We hear nothing further about the Wise Son. We know that his father is investing time and patience in nurturing his intellect. We have every reason to believe that this child will evolve into a Tzaddik, a righteous man, which is indeed the opposite of Wicked
By contrast, the Haggadah tells us exactly what happens with the Wicked Son. His father’s rage becomes a self-fulfilling prophecy. As the child matures into adolescence and early adulthood he proves his father right. indeed, he becomes a rebel and transgressor. He certainly shows no further interest in Torah or in spiritual development of any kind.
As is often the case with delinquent children, once he comes an adult the Wicked Son mellows. But of Torah he knows almost nothing. He has become an intellectual and spiritual simpleton, A Tam. He is the harmless uncle who asks very basic questions.
And, as inevitably happens, in old age, the Wicked-turned-Simpleton Son forgets even the very little that he learned as a child.
In old age, the Simpleton deteriorates into a doddering senior who can’t even ask a basic question. His caregiver, while spoon-feeding him soft matzoh brei has to both literally and figuratively open his mouth and share with him the little she knows about Passover.

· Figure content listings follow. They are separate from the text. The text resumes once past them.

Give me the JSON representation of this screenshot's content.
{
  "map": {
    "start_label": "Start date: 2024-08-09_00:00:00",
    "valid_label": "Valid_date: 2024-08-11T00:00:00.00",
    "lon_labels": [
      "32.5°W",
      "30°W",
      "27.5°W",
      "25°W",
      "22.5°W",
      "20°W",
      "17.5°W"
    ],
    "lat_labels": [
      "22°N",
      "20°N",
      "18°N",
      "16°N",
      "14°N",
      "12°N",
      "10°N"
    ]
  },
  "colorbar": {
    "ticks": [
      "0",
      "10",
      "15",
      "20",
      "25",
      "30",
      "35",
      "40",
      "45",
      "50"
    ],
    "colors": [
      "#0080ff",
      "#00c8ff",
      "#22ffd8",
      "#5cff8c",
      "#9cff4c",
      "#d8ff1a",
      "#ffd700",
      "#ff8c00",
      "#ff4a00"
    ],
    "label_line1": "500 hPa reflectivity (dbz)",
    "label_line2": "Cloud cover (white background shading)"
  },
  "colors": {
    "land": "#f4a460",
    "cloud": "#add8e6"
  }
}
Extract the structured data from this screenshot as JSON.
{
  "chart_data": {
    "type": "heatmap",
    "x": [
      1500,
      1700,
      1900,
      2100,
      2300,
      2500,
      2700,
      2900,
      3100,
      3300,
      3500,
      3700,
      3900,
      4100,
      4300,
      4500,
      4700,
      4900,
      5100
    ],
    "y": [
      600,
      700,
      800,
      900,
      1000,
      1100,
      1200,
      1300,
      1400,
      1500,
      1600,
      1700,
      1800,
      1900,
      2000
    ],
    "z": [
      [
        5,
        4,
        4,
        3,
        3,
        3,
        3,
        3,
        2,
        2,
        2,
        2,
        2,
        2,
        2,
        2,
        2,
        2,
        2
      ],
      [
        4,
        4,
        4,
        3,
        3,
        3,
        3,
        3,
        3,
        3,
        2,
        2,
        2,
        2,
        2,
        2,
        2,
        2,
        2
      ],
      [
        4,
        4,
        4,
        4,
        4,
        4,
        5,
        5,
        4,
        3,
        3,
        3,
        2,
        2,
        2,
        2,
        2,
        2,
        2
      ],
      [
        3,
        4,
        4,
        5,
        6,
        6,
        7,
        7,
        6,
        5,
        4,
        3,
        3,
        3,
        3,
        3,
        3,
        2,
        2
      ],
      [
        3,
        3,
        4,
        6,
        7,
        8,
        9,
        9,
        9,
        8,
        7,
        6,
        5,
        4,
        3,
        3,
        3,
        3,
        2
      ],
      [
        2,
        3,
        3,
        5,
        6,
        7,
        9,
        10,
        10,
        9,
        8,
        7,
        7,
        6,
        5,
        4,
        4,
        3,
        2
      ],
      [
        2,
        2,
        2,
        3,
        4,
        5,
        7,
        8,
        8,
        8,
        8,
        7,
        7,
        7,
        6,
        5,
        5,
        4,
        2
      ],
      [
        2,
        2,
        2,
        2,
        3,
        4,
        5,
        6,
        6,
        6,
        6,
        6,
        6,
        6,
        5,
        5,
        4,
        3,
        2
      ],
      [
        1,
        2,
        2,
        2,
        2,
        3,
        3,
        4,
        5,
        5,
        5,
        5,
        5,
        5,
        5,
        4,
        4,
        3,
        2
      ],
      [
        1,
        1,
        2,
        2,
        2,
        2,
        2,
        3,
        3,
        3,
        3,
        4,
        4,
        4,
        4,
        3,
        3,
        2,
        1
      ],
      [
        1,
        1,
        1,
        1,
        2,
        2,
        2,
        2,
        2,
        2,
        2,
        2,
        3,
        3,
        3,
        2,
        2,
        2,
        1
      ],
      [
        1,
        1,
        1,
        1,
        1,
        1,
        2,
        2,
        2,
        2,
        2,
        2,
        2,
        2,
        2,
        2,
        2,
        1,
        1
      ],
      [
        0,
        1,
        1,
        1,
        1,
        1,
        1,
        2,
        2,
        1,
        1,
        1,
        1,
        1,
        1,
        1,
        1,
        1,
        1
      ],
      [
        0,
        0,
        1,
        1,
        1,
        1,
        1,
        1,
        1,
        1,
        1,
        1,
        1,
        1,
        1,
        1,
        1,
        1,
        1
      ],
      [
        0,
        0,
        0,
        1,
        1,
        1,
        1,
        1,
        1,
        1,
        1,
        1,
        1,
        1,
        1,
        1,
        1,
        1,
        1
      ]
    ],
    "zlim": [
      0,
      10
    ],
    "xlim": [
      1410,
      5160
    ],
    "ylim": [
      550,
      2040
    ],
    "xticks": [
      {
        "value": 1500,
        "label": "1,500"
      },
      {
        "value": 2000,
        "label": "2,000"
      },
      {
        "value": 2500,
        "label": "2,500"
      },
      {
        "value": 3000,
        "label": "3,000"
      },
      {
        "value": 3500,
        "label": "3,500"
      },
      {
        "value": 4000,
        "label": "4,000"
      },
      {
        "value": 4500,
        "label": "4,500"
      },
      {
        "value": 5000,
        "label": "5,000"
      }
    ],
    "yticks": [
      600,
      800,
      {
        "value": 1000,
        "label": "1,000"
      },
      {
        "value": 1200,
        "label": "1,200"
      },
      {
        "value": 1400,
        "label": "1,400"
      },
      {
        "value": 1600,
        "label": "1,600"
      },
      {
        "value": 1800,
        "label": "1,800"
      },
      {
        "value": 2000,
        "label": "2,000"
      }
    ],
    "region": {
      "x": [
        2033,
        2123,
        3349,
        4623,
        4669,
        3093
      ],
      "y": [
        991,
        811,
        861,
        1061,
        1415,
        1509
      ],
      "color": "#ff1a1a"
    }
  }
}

The Four Sons is a lesson for parents, a cautionary tale. The trajectory of a clever child is determined at a very early age.
Perhaps the only great rabbi I ever knew, Rabbi Moshe Wolfson, had spent twenty years a first grade cheder melamed before being a recognized as both the Hassidic and Torah giant that he is to this day. I once asked him why he had wasted so many years teaching first graders. He replied that first grade is where it all happens. After that, it’s usually too late. Had he not lost his voice, he said, he would have remained in the first grade for his entire life.